La temporada lírica del Teatro Cervantes, tan limitada en número de citas por cuestión de espacio, llega a su fin este fin de semana con la representación de Madama Butterfly de Puccini que sustituye al Otello inicialmente previsto (iba a ser la primera producción operística asumida íntegramente por el coso malagueño) y finalmente suspendido tras algunas renuncias. Pero al mal tiempo, dijo el sabio, buena cara: el espectáculo, que se representa mañana viernes a las 21:00 y el domingo a las 20:30, es una coproducción del Palacio de Festivales de Cantabria, el Gran Teatro de Córdoba y el Palau Altea y cuenta con pesos pesados como Lindsay Kemp, agitador indiscutible del teatro en el último siglo, que asume la dirección escénica.

Kemp, que visitó Málaga hace dos años con motivo de la representación en el Cervantes de su revisión de La reina de las hadas de Purcell, comparte oficio en esta ocasión con el italiano Angelo Cavallaro en la dirección musical y el habitual Francisco Heredia en la batuta del Coro de Ópera de Málaga, responsable de la interpretación junto a la Orquesta Filarmónica. El elenco de voces incluye a la soprano japonesa Hiromi Omura en el papel protagonista de Cio-Cio-San, la mezzosoprano Marina Rodríguez, la soprano María Dolores García, el tenor Guillermo Orozco (en la piel de Pinkerton) y el barítono Manuel Lanza, entre otros. Este montaje de Madama Butterfly, en el que destaca la sencillez de las formas en consonancia con la depuración musical que practicó Puccini con respecto a su producción anterior, se estrenó en 2002 en Santander y ha estado dormido durante dos años. Su llegada a Málaga supone su recuperación, con una plantilla artística renovada casi al completo después de más de treinta funciones.

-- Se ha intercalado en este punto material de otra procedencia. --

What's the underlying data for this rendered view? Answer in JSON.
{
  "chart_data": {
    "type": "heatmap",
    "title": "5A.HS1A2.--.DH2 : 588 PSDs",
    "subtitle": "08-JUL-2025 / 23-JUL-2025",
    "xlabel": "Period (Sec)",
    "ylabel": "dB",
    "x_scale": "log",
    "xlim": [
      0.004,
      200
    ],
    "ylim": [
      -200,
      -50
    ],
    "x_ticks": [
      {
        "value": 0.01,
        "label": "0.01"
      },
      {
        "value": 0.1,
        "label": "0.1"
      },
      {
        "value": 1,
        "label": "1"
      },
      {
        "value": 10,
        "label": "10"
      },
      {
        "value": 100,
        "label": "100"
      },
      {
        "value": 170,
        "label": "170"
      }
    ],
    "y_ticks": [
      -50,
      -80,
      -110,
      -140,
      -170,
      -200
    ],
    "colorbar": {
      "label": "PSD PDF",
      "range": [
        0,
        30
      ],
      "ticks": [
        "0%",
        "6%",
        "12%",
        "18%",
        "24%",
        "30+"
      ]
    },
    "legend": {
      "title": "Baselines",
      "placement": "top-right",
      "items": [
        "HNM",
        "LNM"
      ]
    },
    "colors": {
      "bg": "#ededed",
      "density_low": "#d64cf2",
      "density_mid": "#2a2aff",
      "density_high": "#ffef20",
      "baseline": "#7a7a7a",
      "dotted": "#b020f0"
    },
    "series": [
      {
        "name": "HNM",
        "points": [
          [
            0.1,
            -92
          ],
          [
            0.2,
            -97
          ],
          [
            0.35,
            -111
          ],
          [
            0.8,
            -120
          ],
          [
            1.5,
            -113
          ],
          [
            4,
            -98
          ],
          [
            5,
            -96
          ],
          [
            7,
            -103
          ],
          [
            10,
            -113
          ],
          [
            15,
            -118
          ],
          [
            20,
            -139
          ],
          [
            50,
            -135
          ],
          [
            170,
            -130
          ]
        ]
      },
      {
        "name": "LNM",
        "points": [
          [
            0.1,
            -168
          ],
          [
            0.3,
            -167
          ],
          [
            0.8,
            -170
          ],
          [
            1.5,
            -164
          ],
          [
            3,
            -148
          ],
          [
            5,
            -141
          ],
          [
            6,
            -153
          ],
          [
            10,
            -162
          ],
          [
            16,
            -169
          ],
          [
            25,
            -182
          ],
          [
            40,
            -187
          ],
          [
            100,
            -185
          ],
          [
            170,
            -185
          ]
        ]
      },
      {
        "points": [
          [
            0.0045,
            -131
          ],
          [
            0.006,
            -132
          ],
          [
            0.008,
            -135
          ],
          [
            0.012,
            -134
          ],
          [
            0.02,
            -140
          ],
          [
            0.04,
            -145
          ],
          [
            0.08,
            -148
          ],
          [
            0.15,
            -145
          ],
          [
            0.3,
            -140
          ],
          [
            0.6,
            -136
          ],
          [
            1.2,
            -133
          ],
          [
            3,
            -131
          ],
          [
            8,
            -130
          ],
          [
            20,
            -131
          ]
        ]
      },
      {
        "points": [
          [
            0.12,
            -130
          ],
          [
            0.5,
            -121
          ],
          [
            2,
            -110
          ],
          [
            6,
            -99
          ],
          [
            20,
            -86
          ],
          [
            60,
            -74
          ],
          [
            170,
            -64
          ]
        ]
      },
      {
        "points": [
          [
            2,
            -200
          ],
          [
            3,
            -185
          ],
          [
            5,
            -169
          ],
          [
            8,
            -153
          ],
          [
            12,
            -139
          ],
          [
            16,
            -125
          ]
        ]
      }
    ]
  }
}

Lindsay Kemp (Liverpool, 1938), en cuya trayectoria destacan episodios como la dirección escénica de la gira de conciertos que David Bowie realizó en la primera mitad de los 70 con Ziggy Stardust, espectáculos fundacionales como Flowers, producciones operísticas en medio mundo y trabajos con su compañía como el último, Elizabeth's last dance (en el que interpreta a la reina Isabel I), narró ayer en la presentación de la ópera, con su característica capacidad emotiva, su relación con Madama Butterfly: "conocí la partitura de Puccini con tres años, en las rodillas de mi madre y en plena Segunda Guerra Mundial. Por entonces nos ocultábamos con frecuencia en los refugios antiaéreos de Liverpool y, mientras caían los bombardeos, mi madre procuraba distraer a nuestros vecinos con un gramófono en el que ponía sus discos. De manera inmediata, Madama Butterfly fue mi música predilecta, la que prefería escuchar en aquellos momentos". Tanta fue la pasión y la fascinación por Japón que la obra despertó en el pequeño Kemp que su padre, un marinero "que se pasaba todo el año viajando por el mundo", le regaló algunos años después un kimono traído especialmente de Oriente. En la producción que se podrá ver en Málaga, el niño que interpreta al hijo de Cio-Cio-San viste ese mismo kimono, "algo descolorido, pero bien conservado". El resto del vestuario ha sido adquirido en mercados japoneses y andaluces, "porque los lunares casan bien con la estética nipona". Pero lo importante "es buscar la esencia y el corazón".